A afirmação precedente será tão mais óbvia quanto temos por certo que, apesar da calamidade humanitária a que estamos a assistir, a humanidade acabará por superar de forma muito mais rápida a crise de saúde pública que a afeta do que as crises financeira, económica e social que lhe irão sobrevir. Num tal contexto, mal andarão os que pensem que os diferentes Estados poderão enfrentar os desafios que estão anunciados retornando aos seus conceitos de soberania estadual plena, de recuperação de competências compartilhadas, de fecho de fronteiras, de retorno às suas moedas nacionais.
Definitivamente, o caminho não será esse. Terá de ser, pelo contrário, a aposta numa maior integração, numa maior multilateralidade, no reforço da cooperação internacional.
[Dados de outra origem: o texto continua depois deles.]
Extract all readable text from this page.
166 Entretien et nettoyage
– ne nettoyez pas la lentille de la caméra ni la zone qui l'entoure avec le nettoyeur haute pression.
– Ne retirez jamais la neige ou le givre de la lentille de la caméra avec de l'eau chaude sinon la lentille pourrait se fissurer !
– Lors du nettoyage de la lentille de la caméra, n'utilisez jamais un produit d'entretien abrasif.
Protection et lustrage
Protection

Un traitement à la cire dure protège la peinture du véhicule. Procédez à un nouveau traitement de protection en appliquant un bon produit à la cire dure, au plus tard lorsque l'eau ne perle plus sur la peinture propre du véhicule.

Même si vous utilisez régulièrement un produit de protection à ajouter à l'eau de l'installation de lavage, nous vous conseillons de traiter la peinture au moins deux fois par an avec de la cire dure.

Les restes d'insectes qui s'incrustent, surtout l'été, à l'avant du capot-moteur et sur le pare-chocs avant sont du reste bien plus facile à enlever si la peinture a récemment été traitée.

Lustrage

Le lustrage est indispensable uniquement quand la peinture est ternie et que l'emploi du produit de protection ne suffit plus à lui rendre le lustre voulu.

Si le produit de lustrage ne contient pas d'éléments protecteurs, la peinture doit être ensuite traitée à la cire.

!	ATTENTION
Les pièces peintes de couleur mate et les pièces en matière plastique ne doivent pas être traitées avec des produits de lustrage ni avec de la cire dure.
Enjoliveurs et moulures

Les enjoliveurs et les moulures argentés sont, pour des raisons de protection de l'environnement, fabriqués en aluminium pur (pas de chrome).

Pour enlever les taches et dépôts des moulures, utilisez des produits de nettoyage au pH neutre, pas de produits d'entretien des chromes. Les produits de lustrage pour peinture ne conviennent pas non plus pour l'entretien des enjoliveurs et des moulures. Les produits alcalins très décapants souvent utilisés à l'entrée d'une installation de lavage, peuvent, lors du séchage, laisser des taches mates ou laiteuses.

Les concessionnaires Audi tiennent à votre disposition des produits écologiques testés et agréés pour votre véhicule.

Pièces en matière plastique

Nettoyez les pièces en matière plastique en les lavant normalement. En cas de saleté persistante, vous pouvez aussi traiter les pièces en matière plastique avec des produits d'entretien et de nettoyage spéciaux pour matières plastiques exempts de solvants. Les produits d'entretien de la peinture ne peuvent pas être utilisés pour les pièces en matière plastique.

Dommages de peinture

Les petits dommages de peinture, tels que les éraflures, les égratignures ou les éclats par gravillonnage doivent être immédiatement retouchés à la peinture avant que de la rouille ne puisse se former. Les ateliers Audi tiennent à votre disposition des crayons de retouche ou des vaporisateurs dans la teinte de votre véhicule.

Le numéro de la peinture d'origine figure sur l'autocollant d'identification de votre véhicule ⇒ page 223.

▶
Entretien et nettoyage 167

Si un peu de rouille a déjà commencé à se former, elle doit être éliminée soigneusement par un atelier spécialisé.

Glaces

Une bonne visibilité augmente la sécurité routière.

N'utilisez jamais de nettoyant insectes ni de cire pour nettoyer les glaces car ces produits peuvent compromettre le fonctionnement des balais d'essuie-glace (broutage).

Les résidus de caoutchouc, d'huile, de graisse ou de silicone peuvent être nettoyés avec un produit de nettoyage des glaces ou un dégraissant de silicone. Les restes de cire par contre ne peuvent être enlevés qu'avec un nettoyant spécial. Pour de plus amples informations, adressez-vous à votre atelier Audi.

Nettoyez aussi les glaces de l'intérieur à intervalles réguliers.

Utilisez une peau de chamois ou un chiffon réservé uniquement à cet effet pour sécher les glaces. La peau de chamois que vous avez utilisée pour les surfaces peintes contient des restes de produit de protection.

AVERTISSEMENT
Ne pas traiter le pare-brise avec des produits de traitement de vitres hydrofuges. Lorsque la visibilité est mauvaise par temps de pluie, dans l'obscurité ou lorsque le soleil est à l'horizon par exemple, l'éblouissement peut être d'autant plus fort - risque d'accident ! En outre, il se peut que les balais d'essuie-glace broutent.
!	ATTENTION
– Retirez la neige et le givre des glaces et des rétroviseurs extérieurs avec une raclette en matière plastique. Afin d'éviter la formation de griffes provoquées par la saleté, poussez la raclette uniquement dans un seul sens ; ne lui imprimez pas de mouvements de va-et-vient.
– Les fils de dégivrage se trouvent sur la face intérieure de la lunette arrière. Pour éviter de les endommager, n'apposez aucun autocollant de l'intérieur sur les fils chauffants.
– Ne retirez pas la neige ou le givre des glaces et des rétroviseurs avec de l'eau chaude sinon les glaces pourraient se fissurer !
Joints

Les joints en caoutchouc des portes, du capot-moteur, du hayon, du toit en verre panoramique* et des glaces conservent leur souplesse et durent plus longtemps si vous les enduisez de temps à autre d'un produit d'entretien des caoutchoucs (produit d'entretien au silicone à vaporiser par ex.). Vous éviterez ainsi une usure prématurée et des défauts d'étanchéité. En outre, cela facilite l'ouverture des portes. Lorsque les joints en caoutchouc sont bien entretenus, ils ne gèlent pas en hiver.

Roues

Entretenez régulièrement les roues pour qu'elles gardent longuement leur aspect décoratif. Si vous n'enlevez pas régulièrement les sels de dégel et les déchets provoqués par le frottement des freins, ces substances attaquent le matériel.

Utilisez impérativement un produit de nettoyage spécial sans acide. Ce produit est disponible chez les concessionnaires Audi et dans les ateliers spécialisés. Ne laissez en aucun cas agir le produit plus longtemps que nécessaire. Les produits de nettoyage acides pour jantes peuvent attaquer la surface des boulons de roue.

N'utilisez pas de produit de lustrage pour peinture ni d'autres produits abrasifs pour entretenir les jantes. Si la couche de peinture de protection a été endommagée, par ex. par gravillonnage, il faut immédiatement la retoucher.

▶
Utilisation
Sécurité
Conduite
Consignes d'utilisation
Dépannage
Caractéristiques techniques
Decerto: redefinindo opções económicas e políticas, reduzindo a respetiva dependência industrial e produtiva de Estados terceiros, retornando à participação económica em algumas empresas de sectores económicos estratégicos vitais. Numa palavra – refreando a pura teologia do mercado que caracteriza o liberalismo extremo dos nossos dias, introduzindo-lhe uma inevitável e indispensável dimensão social.
Esta tragédia global que nos afeta é uma daquelas situações que não permite que delas não se retirem conclusões e que tudo permaneça igual. A diferença irá estar, como não poderia deixar de ser, na qualidade política das nossas lideranças. Para já, deve ser esse o nosso grande receio e o nosso maior temor.